I am a typical human being with all human failings. I have made an ass out of myself several times in the past as I keep doing now too.

Many a times I have hurt people by my actions, and sometimes by the lack of it. But almost everytime that I have hurt someone it was not because I lied to them, but because I spoke the truth. And I have come to the conclusion that speaking truth might not be such a good thing after all because most people don't have the guts to digest the truth; they would rather be prepared to live with a lie all their life.

On the other hand I have always been prepared to know the truth and, though with great difficulty, I have always been able to digest the truth and come out unscathed. But there is one particular trait of mine which I am yet to find in another person from all those whom I have met till now. FORGIVENESS.

In this 33 years of my life I have been hurt several times. Most of the times by my close friends, buddies, relatives and other very close ones. And every time I have been able to forgive them. Though I remember everyone of them and their mischief but that is primarily because forgetting is a difficult thing specially if your brain doesn't want to forget. But forgiveness is something that comes from within. And the best part is that I have been able to not only forgive them but also become as usual as before the incident(s) happened.

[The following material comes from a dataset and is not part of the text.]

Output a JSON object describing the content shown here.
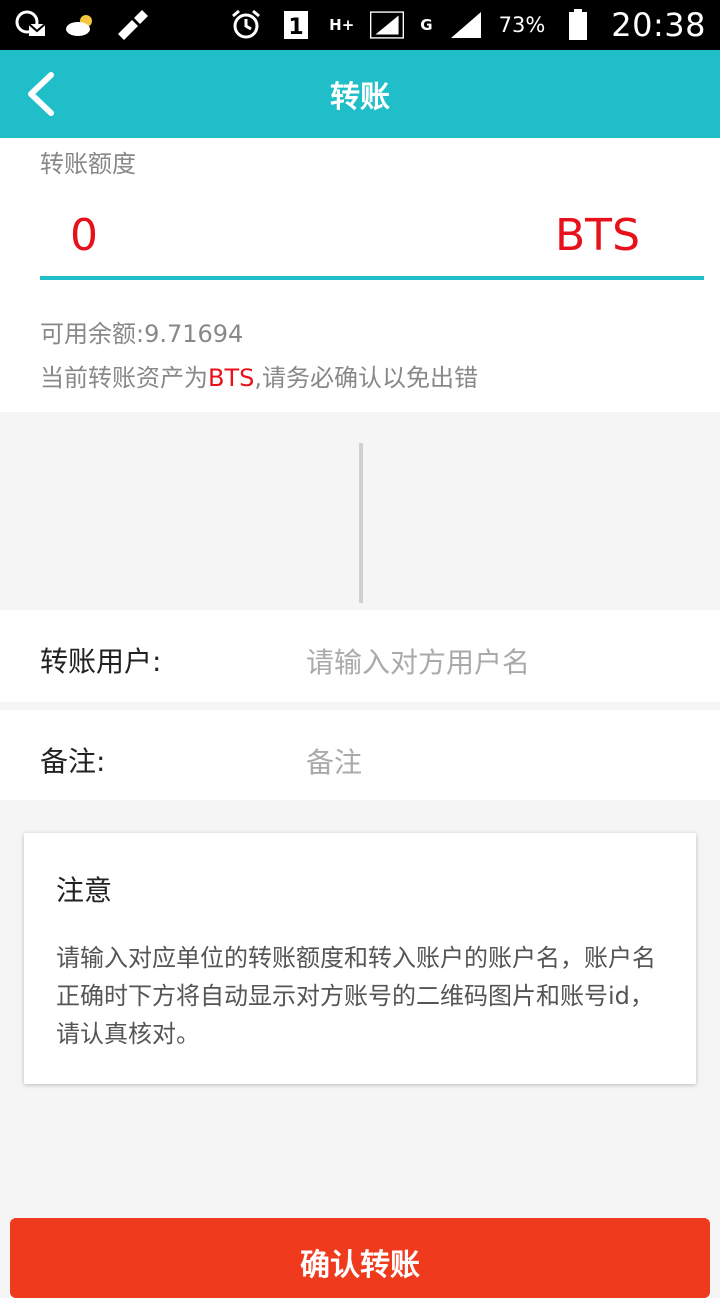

To my dismay I have rarely, and probably never, been forgiven for my mistakes. Strange as it my sound my friends against whom I made the mistake I have always asked for forgiveness but to no avail. And I am yet to figure out why.

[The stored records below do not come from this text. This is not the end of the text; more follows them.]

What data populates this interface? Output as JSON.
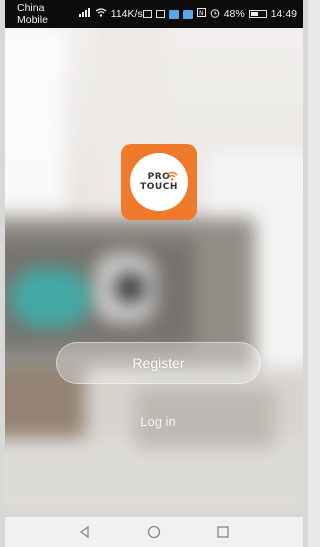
{
  "status_bar": {
    "carrier": "China Mobile",
    "speed": "114K/s",
    "battery": "48%",
    "time": "14:49"
  },
  "logo": {
    "line1": "PRO",
    "line2": "TOUCH"
  },
  "actions": {
    "register_label": "Register",
    "login_label": "Log in"
  },
  "colors": {
    "brand_orange": "#ef7a2c"
  },
  "icons": [
    "signal-icon",
    "wifi-icon",
    "mail-icon",
    "image-icon",
    "app-icon",
    "nfc-icon",
    "alarm-icon",
    "battery-icon",
    "back-icon",
    "home-icon",
    "recents-icon"
  ]
}
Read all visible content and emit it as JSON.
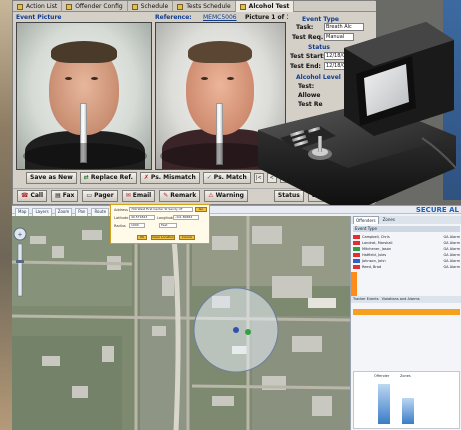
{
  "client": {
    "tabs": [
      {
        "label": "Action List",
        "active": false
      },
      {
        "label": "Offender Config",
        "active": false
      },
      {
        "label": "Schedule",
        "active": false
      },
      {
        "label": "Tests Schedule",
        "active": false
      },
      {
        "label": "Alcohol Test",
        "active": true
      }
    ],
    "event_picture_label": "Event Picture",
    "reference_label": "Reference:",
    "reference_id": "MEMC5006",
    "picture_counter": "Picture 1 of 1",
    "event_type_header": "Event Type",
    "task_label": "Task:",
    "task_value": "Breath Alc",
    "test_req_label": "Test Req.",
    "test_req_value": "Manual",
    "status_header": "Status",
    "test_start_label": "Test Start:",
    "test_start_value": "12/18/08",
    "test_end_label": "Test End:",
    "test_end_value": "12/18/08",
    "alcohol_level_header": "Alcohol Level",
    "alcohol_rows": [
      "Test:",
      "Allowe",
      "Test Re"
    ],
    "buttons": {
      "save_new": "Save as New",
      "replace_ref": "Replace Ref.",
      "ps_mismatch": "Ps. Mismatch",
      "ps_match": "Ps. Match"
    },
    "nav_buttons": [
      "|<",
      "<",
      ">",
      ">|"
    ],
    "toolbar2": {
      "call": "Call",
      "fax": "Fax",
      "pager": "Pager",
      "email": "Email",
      "remark": "Remark",
      "warning": "Warning",
      "status": "Status",
      "bat": "BAT"
    }
  },
  "map_app": {
    "brand": "SECURE AL",
    "buttons": [
      "Map",
      "Layers",
      "Zoom",
      "Pan",
      "Route",
      "Print"
    ],
    "popup": {
      "address_label": "Address",
      "address_value": "700 West First Center St Sandy UT",
      "latitude_label": "Latitude",
      "latitude_value": "40.571843",
      "longitude_label": "Longitude",
      "longitude_value": "-111.89654",
      "radius_label": "Radius",
      "radius_value": "1000",
      "units_value": "Feet",
      "go_label": "Go",
      "ok_label": "OK",
      "clear_label": "Clear Location",
      "cancel_label": "Cancel"
    },
    "side_tabs": [
      "Offenders",
      "Zones"
    ],
    "offender_rows": [
      {
        "name": "Campbell, Chris",
        "status": "GA Alarm",
        "color": "#e03030"
      },
      {
        "name": "Landrat, Marshall",
        "status": "GA Alarm",
        "color": "#e03030"
      },
      {
        "name": "Mitchener, Jason",
        "status": "GA Alarm",
        "color": "#30a040"
      },
      {
        "name": "Hatfield, Jules",
        "status": "GA Alarm",
        "color": "#e03030"
      },
      {
        "name": "Johnson, John",
        "status": "GA Alarm",
        "color": "#3060d0"
      },
      {
        "name": "Reed, Brad",
        "status": "GA Alarm",
        "color": "#e03030"
      }
    ],
    "sub_tabs": [
      "Tracker Events",
      "Violations and Alarms"
    ],
    "list_header": "Event Type",
    "chart_labels": [
      "Offender",
      "Zones"
    ]
  },
  "colors": {
    "client_bg": "#d4d0c8",
    "link_blue": "#103c8c",
    "accent_orange": "#f6a020",
    "map_blue": "#2060b0"
  }
}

I have been told, "I can never forgive you for what you did. but i thought its better to move on. but we can never be the same again. what is lost is lost. "

Strange. From my side it is usually, "Chal chord na baba. galti har koi karta hai. ab har cheez dil pe le lunga to jee liya main. (Leave it buddy. Everyone makes mistakes. But if I start cringing to every mistake then it will be difficult for me to live.)

I wish to get hold of a friend who would just be like the way I am.